Dans ce dernier été fécond, Franz qui n'a que 31 ans vient de terminer sa
9ème symphonie
et va écrire les trois
dernières sonates pour piano, encore un triptyque d'œuvres majeures…
J'avais déjà donné les principaux repères biographiques dans les chroniques
dédiés au
quintette
"la Truite" et le
quatuor
"La jeune fille et la mort
par le
quatuor Amadeus, ainsi que la
Symphonie Inachevée
(clic) et (clic).
1 – Allegro ma non troppo
: Une longue et frémissante tenue du quatuor seul avec une dominante sur la
note do surgit avec douceur du silence, de piano à forte. Comme pour la
9ème symphonie,
Schubert
commence son œuvre en do majeur, la tonalité la plus simple, une tonalité
sereine. Le second violoncelle ne rejoint le groupe quatuor de sa voix grave
qu'à la onzième mesure comme un personnage bonhomme qui voudrait s'inviter à
une réunion entre amis. Même si le quatuor
Alban Berg
zappe sur la reprise, le mouvement approche le quart d'heure. Nous
traversons l'univers le plus caractéristique et parfait de
Schubert
: une errance, un changement constant de tonalité, des accords dissonants
qui signent les interrogations du compositeur en ces mois de travail intenses, mois d'angoisse par rapport à la maladie qui
le ronge.
Schubert nous ballade (au sens musical) entre bien-être et nostalgie. La partition
(je l'ai sous les yeux) est d'une richesse, d'une densité mélodique qui la
rapproche de pièces plus symphoniques comme les divertimentos de
Mozart. Est-ce un divertissement ? Pas vraiment, on distingue de
l'amertume ici et là, notamment dans la coda. La gravité du second
violoncelle apporte un climat parfois douloureux dans le chant des cordes,
un choix volontaire de
Schubert
plutôt que l'incontournable second alto. Le jeu des
Berg
est à la fois déterminé et d'une grande pureté, sans vibrato. Ce style de
jeu permet de naviguer sans difficulté dans les méandres existentiels
suggérés par les portées de la partition. Quelle grande classe dans cette
interprétation avec un tempo relativement soutenu qui évite tout
pathos.
2 – Adagio
: Ce tempo très lent est rare chez
Schubert. C'est le centre de l'œuvre et une page que l'on ne rencontre que quelques
fois par siècle en musique par sa beauté et sa véhémente expressivité. Une
élégiaque phrase en mi majeur introduit cet adagio. Le second violoncelle se
voit confier des pizzicati qui scandent une douce méditation.

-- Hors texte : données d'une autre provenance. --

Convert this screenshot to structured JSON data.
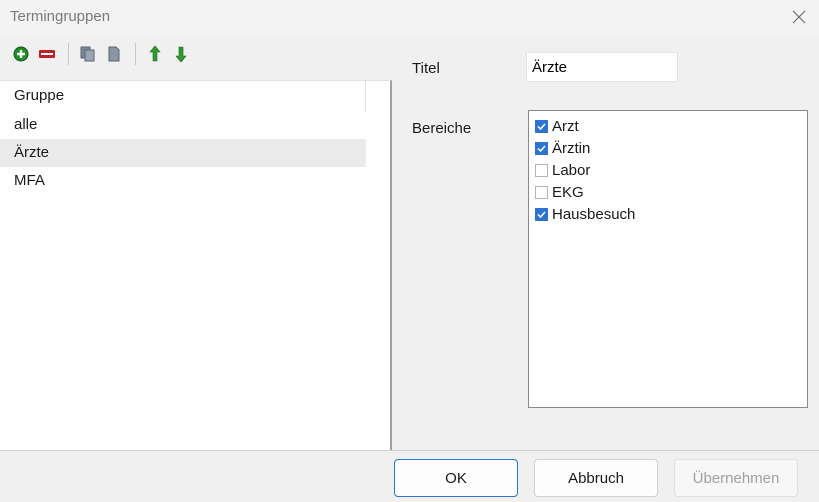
{
  "window": {
    "title": "Termingruppen"
  },
  "toolbar": {
    "icons": [
      "add-icon",
      "remove-icon",
      "copy-icon",
      "paste-icon",
      "move-up-icon",
      "move-down-icon"
    ]
  },
  "list": {
    "header": "Gruppe",
    "items": [
      "alle",
      "Ärzte",
      "MFA"
    ],
    "selected": "Ärzte"
  },
  "details": {
    "title_label": "Titel",
    "title_value": "Ärzte",
    "areas_label": "Bereiche",
    "areas": [
      {
        "label": "Arzt",
        "checked": true
      },
      {
        "label": "Ärztin",
        "checked": true
      },
      {
        "label": "Labor",
        "checked": false
      },
      {
        "label": "EKG",
        "checked": false
      },
      {
        "label": "Hausbesuch",
        "checked": true
      }
    ]
  },
  "buttons": {
    "ok": "OK",
    "cancel": "Abbruch",
    "apply": "Übernehmen"
  },
  "colors": {
    "accent": "#2f73d2",
    "add_green": "#1f8f2a",
    "remove_red": "#c0202a",
    "arrow_green": "#2e9a30"
  }
}
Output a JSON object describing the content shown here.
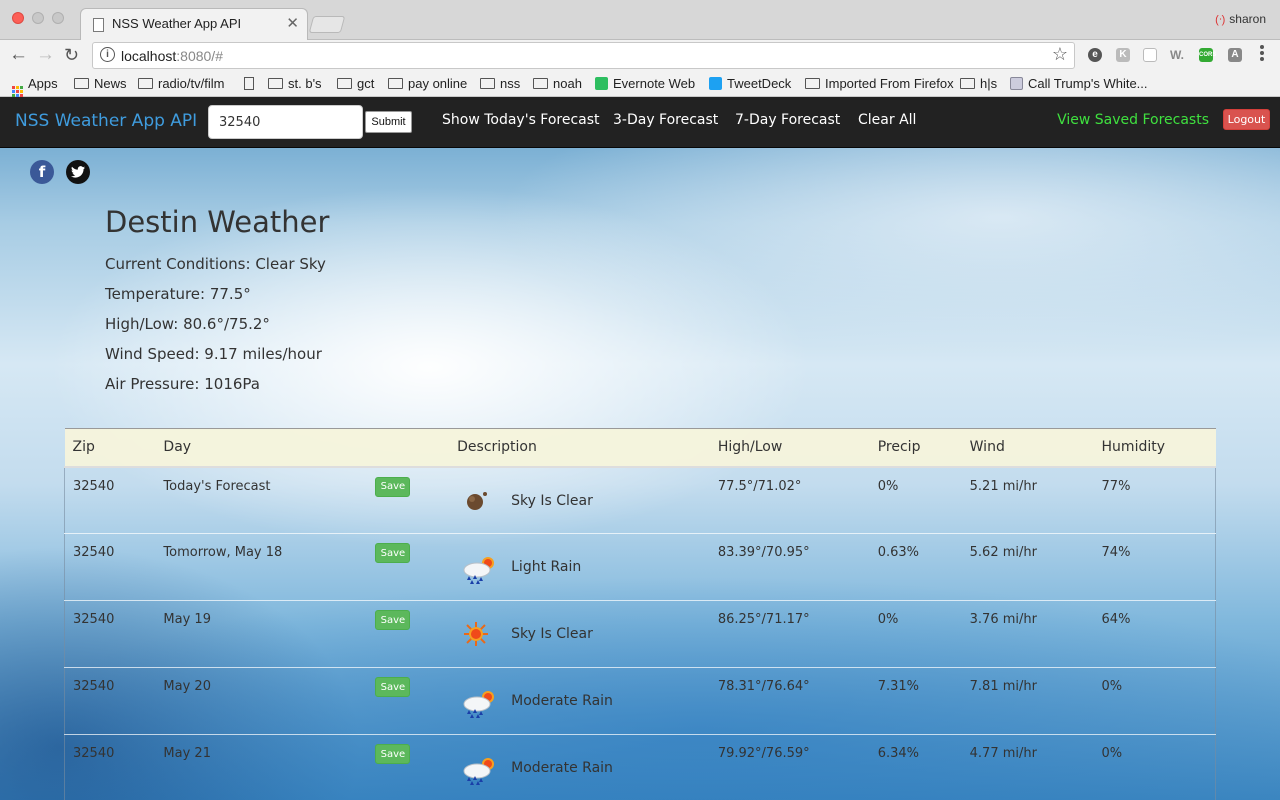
{
  "browser": {
    "tab_title": "NSS Weather App API",
    "profile_name": "sharon",
    "url_host": "localhost",
    "url_rest": ":8080/#",
    "bookmarks": [
      {
        "label": "Apps",
        "icon": "apps-grid-icon"
      },
      {
        "label": "News",
        "icon": "folder-icon"
      },
      {
        "label": "radio/tv/film",
        "icon": "folder-icon"
      },
      {
        "label": "",
        "icon": "page-icon"
      },
      {
        "label": "st. b's",
        "icon": "folder-icon"
      },
      {
        "label": "gct",
        "icon": "folder-icon"
      },
      {
        "label": "pay online",
        "icon": "folder-icon"
      },
      {
        "label": "nss",
        "icon": "folder-icon"
      },
      {
        "label": "noah",
        "icon": "folder-icon"
      },
      {
        "label": "Evernote Web",
        "icon": "evernote-icon"
      },
      {
        "label": "TweetDeck",
        "icon": "tweetdeck-icon"
      },
      {
        "label": "Imported From Firefox",
        "icon": "folder-icon"
      },
      {
        "label": "h|s",
        "icon": "folder-icon"
      },
      {
        "label": "Call Trump's White...",
        "icon": "page-icon"
      }
    ]
  },
  "navbar": {
    "brand": "NSS Weather App API",
    "zip_value": "32540",
    "submit_label": "Submit",
    "links": [
      "Show Today's Forecast",
      "3-Day Forecast",
      "7-Day Forecast",
      "Clear All"
    ],
    "saved_label": "View Saved Forecasts",
    "logout_label": "Logout"
  },
  "current": {
    "city": "Destin Weather",
    "conditions": "Current Conditions: Clear Sky",
    "temperature": "Temperature: 77.5°",
    "high_low": "High/Low: 80.6°/75.2°",
    "wind": "Wind Speed: 9.17 miles/hour",
    "pressure": "Air Pressure: 1016Pa"
  },
  "table": {
    "headers": [
      "Zip",
      "Day",
      "Description",
      "High/Low",
      "Precip",
      "Wind",
      "Humidity"
    ],
    "save_label": "Save",
    "rows": [
      {
        "zip": "32540",
        "day": "Today's Forecast",
        "icon": "night-clear-icon",
        "description": "Sky Is Clear",
        "high_low": "77.5°/71.02°",
        "precip": "0%",
        "wind": "5.21 mi/hr",
        "humidity": "77%"
      },
      {
        "zip": "32540",
        "day": "Tomorrow, May 18",
        "icon": "rain-sun-icon",
        "description": "Light Rain",
        "high_low": "83.39°/70.95°",
        "precip": "0.63%",
        "wind": "5.62 mi/hr",
        "humidity": "74%"
      },
      {
        "zip": "32540",
        "day": "May 19",
        "icon": "sun-icon",
        "description": "Sky Is Clear",
        "high_low": "86.25°/71.17°",
        "precip": "0%",
        "wind": "3.76 mi/hr",
        "humidity": "64%"
      },
      {
        "zip": "32540",
        "day": "May 20",
        "icon": "rain-sun-icon",
        "description": "Moderate Rain",
        "high_low": "78.31°/76.64°",
        "precip": "7.31%",
        "wind": "7.81 mi/hr",
        "humidity": "0%"
      },
      {
        "zip": "32540",
        "day": "May 21",
        "icon": "rain-sun-icon",
        "description": "Moderate Rain",
        "high_low": "79.92°/76.59°",
        "precip": "6.34%",
        "wind": "4.77 mi/hr",
        "humidity": "0%"
      }
    ]
  },
  "colors": {
    "navbar_bg": "#222222",
    "brand": "#3f9cde",
    "saved_link": "#3fe03f",
    "logout": "#d9534f",
    "save_button": "#5cb85c",
    "table_header": "#f5f4dc"
  }
}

On s'interroge
quant aux intentions psychologiques cachées derrière la pureté du discours
musical, un discours où s'enchaînent avec élégance passage pianissimo et
piano, jamais plus énergique sauf à… [4'50] Les éléments se déchaînent dans
une rage, un dépit face à cette existence dont le musicien craint l'issue
rapide. Seule notre sensibilité peut le confirmer. Ce développement avec un
motif répétitif et obsédant du violoncelle semble ne jamais se rasséréner.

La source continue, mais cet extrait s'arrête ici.